In her attempt at suppressing her laughter the clear liquid from the Capri-Sun pouch sprayed from her nose and rolled down her lips.
“Is it okay for me to laugh at that?” she asked. Her hair was buzzed, but growing back. The extreme haircut was an attempt at regaining control and she instantly regretted it, embarrassed like someone caught naked. Fortunately her face is narrow and lined with sharp angles, chin and nose and cheekbones in all the right places and littered with a star-scape of gleaming piercings on her eyebrow and nose and lip. The hair is an irrelevant sidenote, an unnecessary frame.
Small strips of white medical-tape were wrapped around several of her fingers, cuts from playing with her newest toy, a butterfly knife. I’ve watched her use it in the past, the blades gracefully dancing between her fingers and the clack-clack-clack of metal striking metal. Watching her do it made me nervous, left butterflies energetically batting around in my stomach and cutting up my insides. It’s a hobby she picked up from a few of our other friends. She was only doing what myself and so many others have done, attempting to find peace through violence.

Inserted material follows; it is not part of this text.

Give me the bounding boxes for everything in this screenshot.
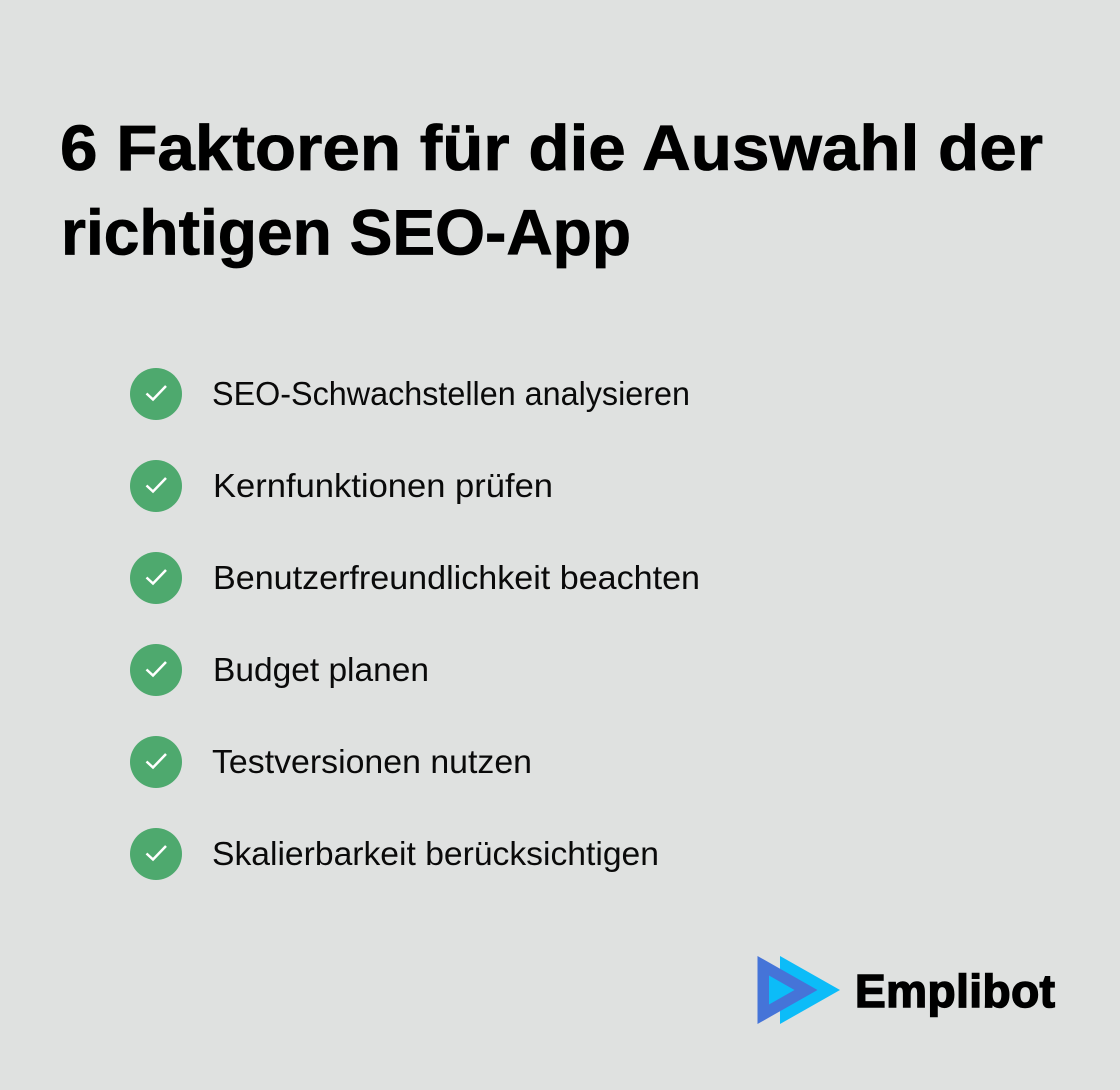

“You really need to stop with the butterfly knife thing,” I said, eying the bandages, “This will make you the fourth person I’ve dated that has one.”
“That says something fucked up about you, not us,” she said, taking her butterfly knife in hand and twirling it among the flesh of her fingers.
“I swear if I wake up castrated… well… I guess I won’t do anything, considering the number of suspects.”
I rose from bed and dressed myself, said something about how I had to get going because of work and moving and everything that needed done. She walked me to the door and we stood in the doorway avoiding the word “goodbye.”
Through her short hair I noticed a small, round, barely noticeable birthmark about an inch deep into her hairline. It was a speck, minuscule, a dot from an ink pen. She’s shorter than me, and I took her head in my hand and pulled it towards me.
I left a kiss on that dot, because it was a part of her I’ve never kissed before.
We finally found our voices and exchanged goodbyes.
Our fingertips separated but the fluttering in my stomach lingered. As days passed the fluttering died down.
But the clack-clack-clack of one lone butterfly remains.